Transpovirons are linear plasmids in a girus. Based on the phylogenetic analysis of the helicase domain the discoverers of PLVs (Polinton Like Viruses) concluded that transpovirons evolved from PLV via the loss of several genes including those encoding the morphogenetic module proteins. https://en.wikipedia.org/wiki/Transpoviron.
Polintons were the first group of eukaryotic double-stranded DNA viruses to evolve from bacteriophages and that they gave rise to most large DNA viruses of eukaryotes and various other selfish genetic elements. https://www.nature.com/articles/nrmicro3389 .
The Mavirus shows by far the closest affinity with the Polintons among the currently known viruses, and accordingly, it has been proposed that the Polintons evolved from the virophages. https://virologyj.biomedcentral.com/track/pdf/10.1186/1743-422X-10-158. (Virophages, such as Sputnik, are even smaller viruses that use the machinery of giant viruses to replicate).

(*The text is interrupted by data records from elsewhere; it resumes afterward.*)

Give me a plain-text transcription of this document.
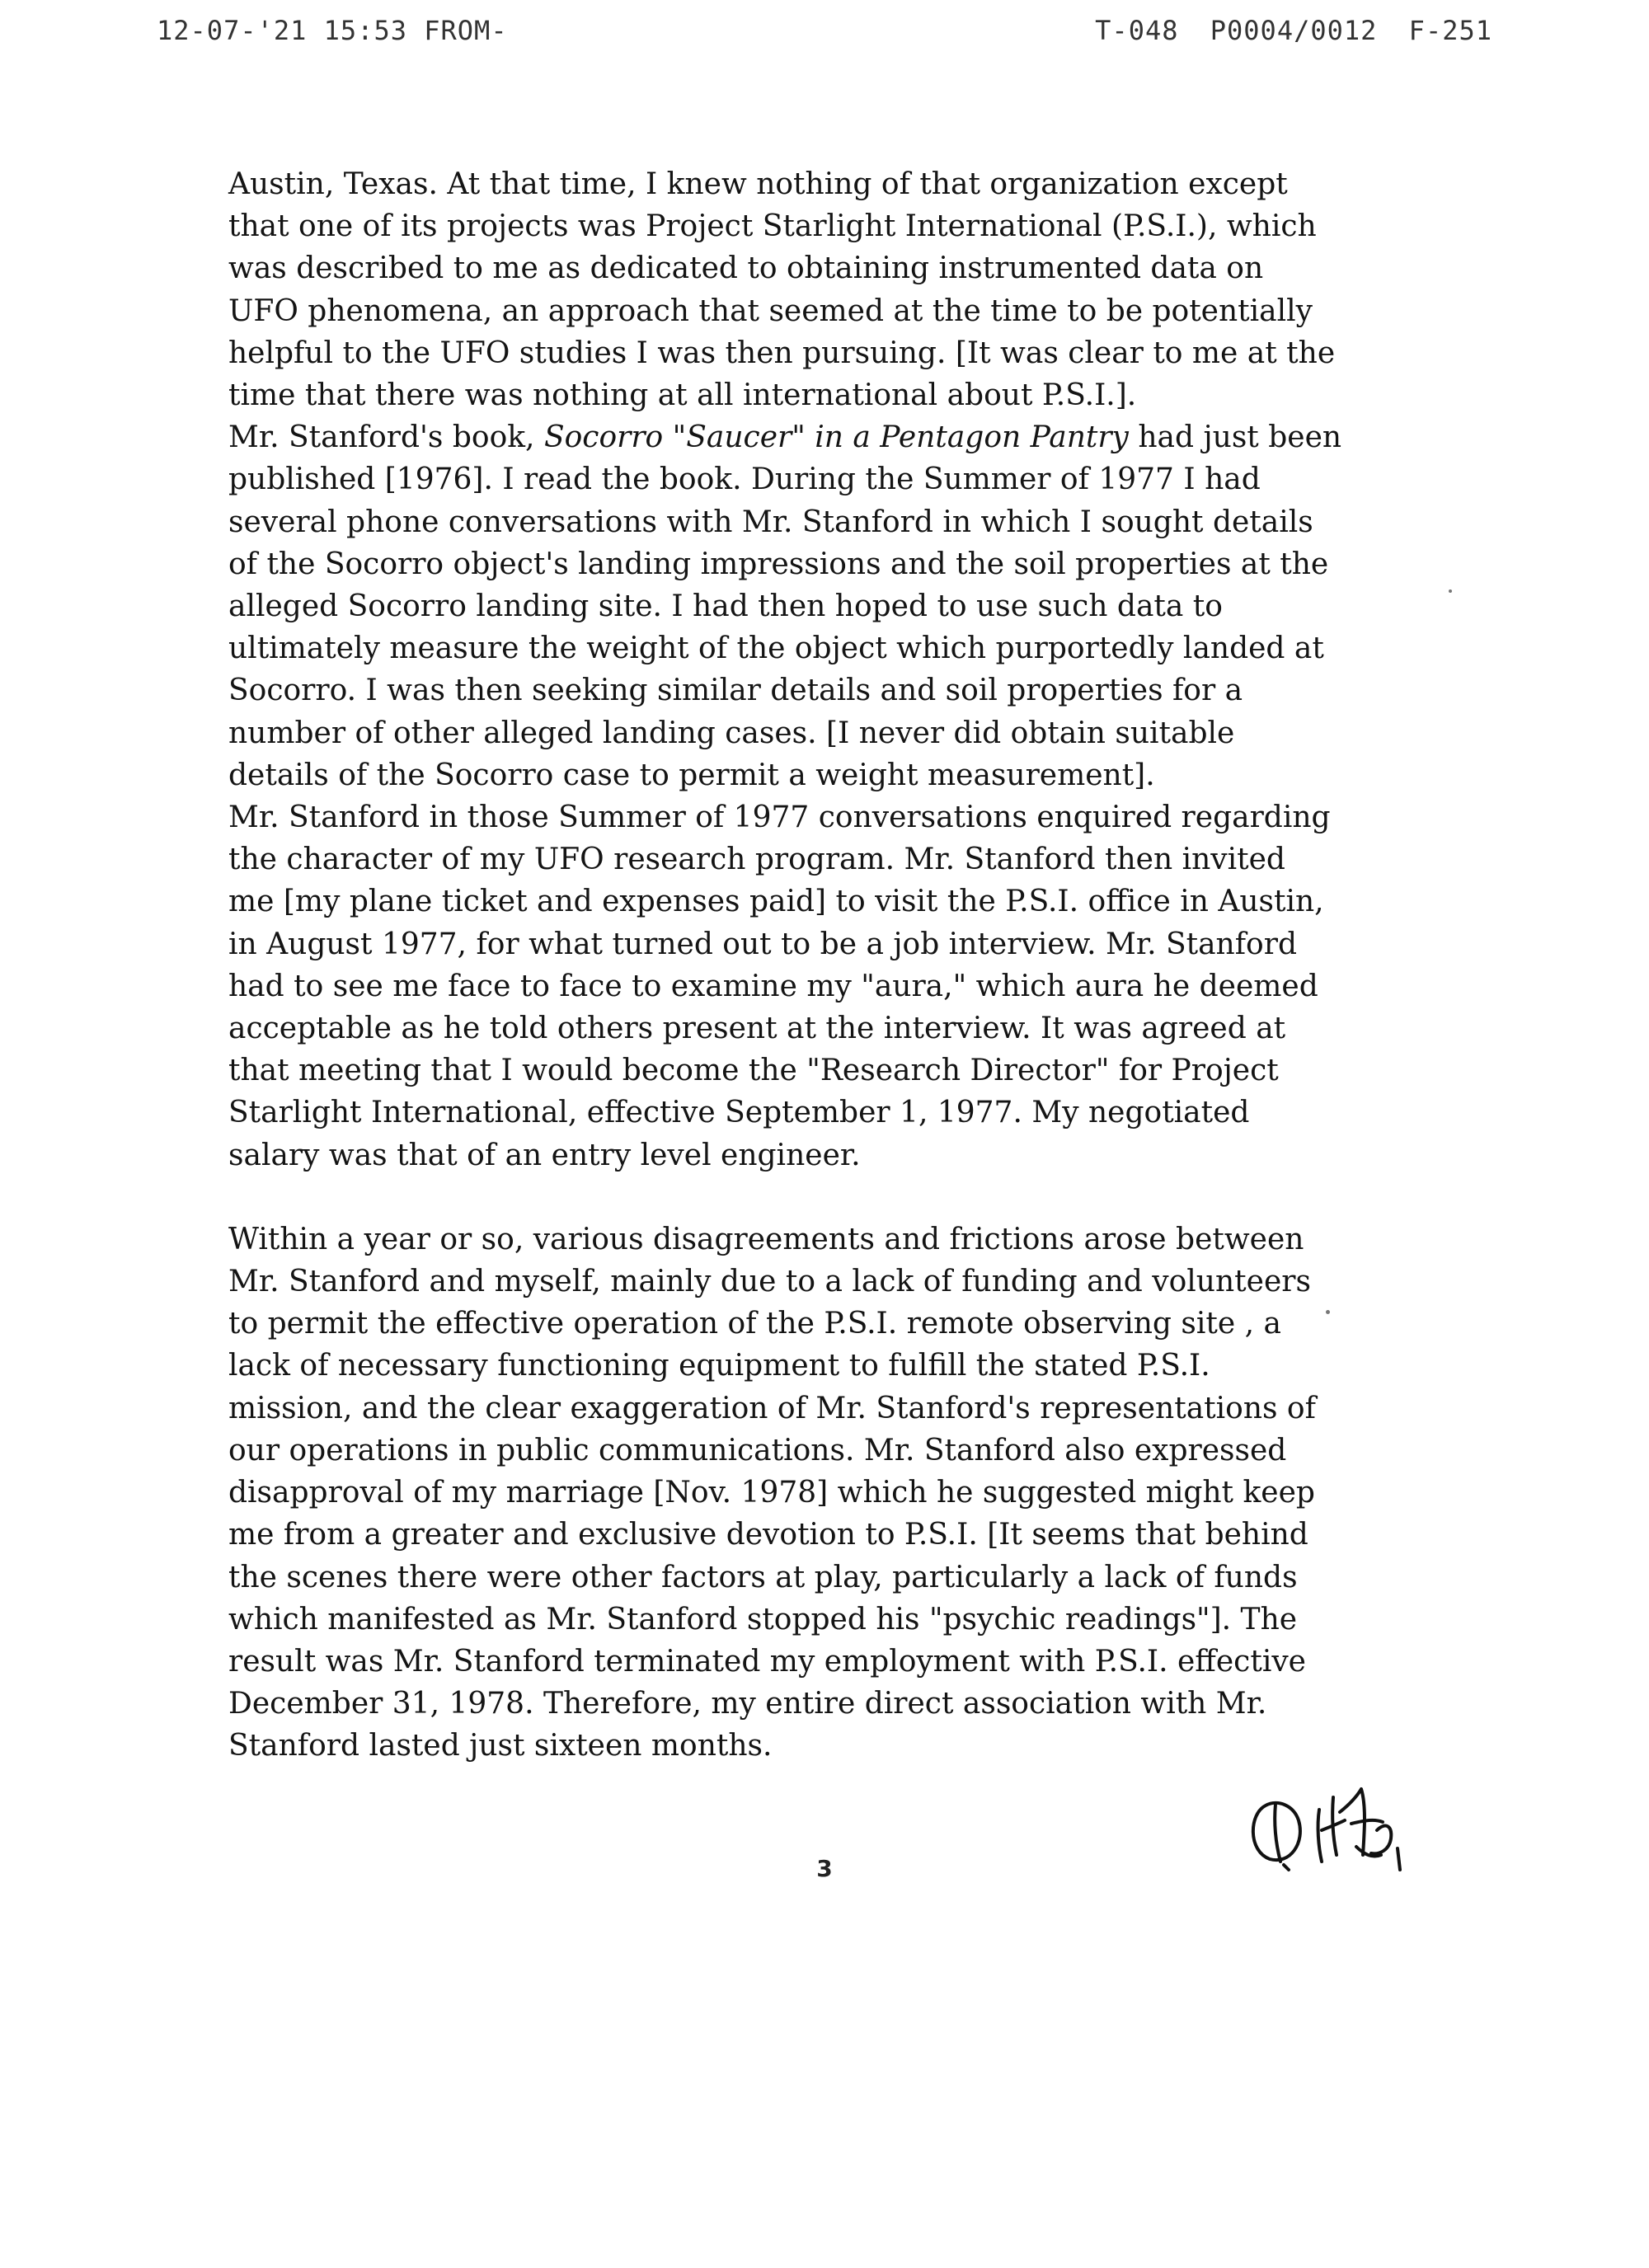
12-07-'21 15:53 FROM-	T-048 P0004/0012 F-251

Austin, Texas. At that time, I knew nothing of that organization except
that one of its projects was Project Starlight International (P.S.I.), which
was described to me as dedicated to obtaining instrumented data on
UFO phenomena, an approach that seemed at the time to be potentially
helpful to the UFO studies I was then pursuing. [It was clear to me at the
time that there was nothing at all international about P.S.I.].

Mr. Stanford's book, Socorro "Saucer" in a Pentagon Pantry had just been
published [1976]. I read the book. During the Summer of 1977 I had
several phone conversations with Mr. Stanford in which I sought details
of the Socorro object's landing impressions and the soil properties at the
alleged Socorro landing site. I had then hoped to use such data to
ultimately measure the weight of the object which purportedly landed at
Socorro. I was then seeking similar details and soil properties for a
number of other alleged landing cases. [I never did obtain suitable
details of the Socorro case to permit a weight measurement].

Mr. Stanford in those Summer of 1977 conversations enquired regarding
the character of my UFO research program. Mr. Stanford then invited
me [my plane ticket and expenses paid] to visit the P.S.I. office in Austin,
in August 1977, for what turned out to be a job interview. Mr. Stanford
had to see me face to face to examine my "aura," which aura he deemed
acceptable as he told others present at the interview. It was agreed at
that meeting that I would become the "Research Director" for Project
Starlight International, effective September 1, 1977. My negotiated
salary was that of an entry level engineer.

Within a year or so, various disagreements and frictions arose between
Mr. Stanford and myself, mainly due to a lack of funding and volunteers
to permit the effective operation of the P.S.I. remote observing site , a
lack of necessary functioning equipment to fulfill the stated P.S.I.
mission, and the clear exaggeration of Mr. Stanford's representations of
our operations in public communications. Mr. Stanford also expressed
disapproval of my marriage [Nov. 1978] which he suggested might keep
me from a greater and exclusive devotion to P.S.I. [It seems that behind
the scenes there were other factors at play, particularly a lack of funds
which manifested as Mr. Stanford stopped his "psychic readings"]. The
result was Mr. Stanford terminated my employment with P.S.I. effective
December 31, 1978. Therefore, my entire direct association with Mr.
Stanford lasted just sixteen months.

3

Also, the origin of viral replicative modules seems likely to hark all the way back to the precellular era. At that stage, some of these primordial replicators coalesced and gave rise to the first cellular genomes, whereas others became genetic parasites. Conceivably, however, such parasites gave rise to true viruses only after the emergence of cells.https://www.ncbi.nlm.nih.gov/pmc/articles/PMC5373398/

This leads me to ask a few other questions:

1) From virus to host genome, or vice versa?
Why scientists argue whether transposons in our genome came from viruses, but not the other way around?
https://link.springer.com/article/10.3103/S0891416818040067
Same with polydnavirus of wasps, two proposals have been advanced for how the wasp/virus association developed. The first suggests that the virus is derived from wasp genes.
https://en.wikipedia.org/wiki/Polydnavirus

2) Girus machinery
The transposon 'Alu' is a SINE (Short Interspersed Nuclear Element).
Most SINEs do not encode any functional molecules and depend on the machinery of active L1 elements (L1 = LINE, or Long Interspersed Nuclear Element) to be transposed; that is, copied and pasted in new locations. https://www.biology-pages.info/T/Transposons.html
The virophages do not have the necessary enzymes to replicate on their own. Virophages use the giant viral replication machinery to replicate their own genomes and continue their existence. https://en.wikipedia.org/wiki/Virophage
What exactly is this girus machinery?

3) Transposase clean-up
What happens to transposase after a transposon has been inserted? How is it cleaned or get rid of?
And 'composite transposons' have two Transposase genes on each side. Which one is used for replication?

4) Transduction
Does 'transduction' always involve a plasmid moving through a pilus? Or does genetic material also flow from one bacterium to the other (through budding off?) without using a pilus, but simply a plasmid flowing through the empty space between two bacteria (just like the autoinducers in quorum sensing)?
And does a transposon on a plasmid of a donor bacterium go to the plasmid of the recipient, and then from that second plasmid to the recipient bacterium, or does that initial plasmid go directly to the bacterial genome?

5) Heterochromatin
Many noncoding genetic material (such as transposons) are located on the heterochromatin region of a chromosome (although not all of it, such as MITEs, which are located in the euchromatin region). But I'm a bit confused, is heterochromatin a part of a chromosome, or a location in the nucleus? Images on the web show that heterochromatin is the (outer) location inside nucleus, but also the centromeric (inner) region on a chromosome https://geneticeducation.co.in/role-of-transposons-in-evolution/. So if the centromere (and telomeres) part of the chromosome lie closer to the center of the nucleus (euchromatin), closer to the nucleolus, and the midpoint of all 4 arms lie more to the center of the nucleus that its outer parts, does this mean then that chromosomes don’t have their recognizable X-shape?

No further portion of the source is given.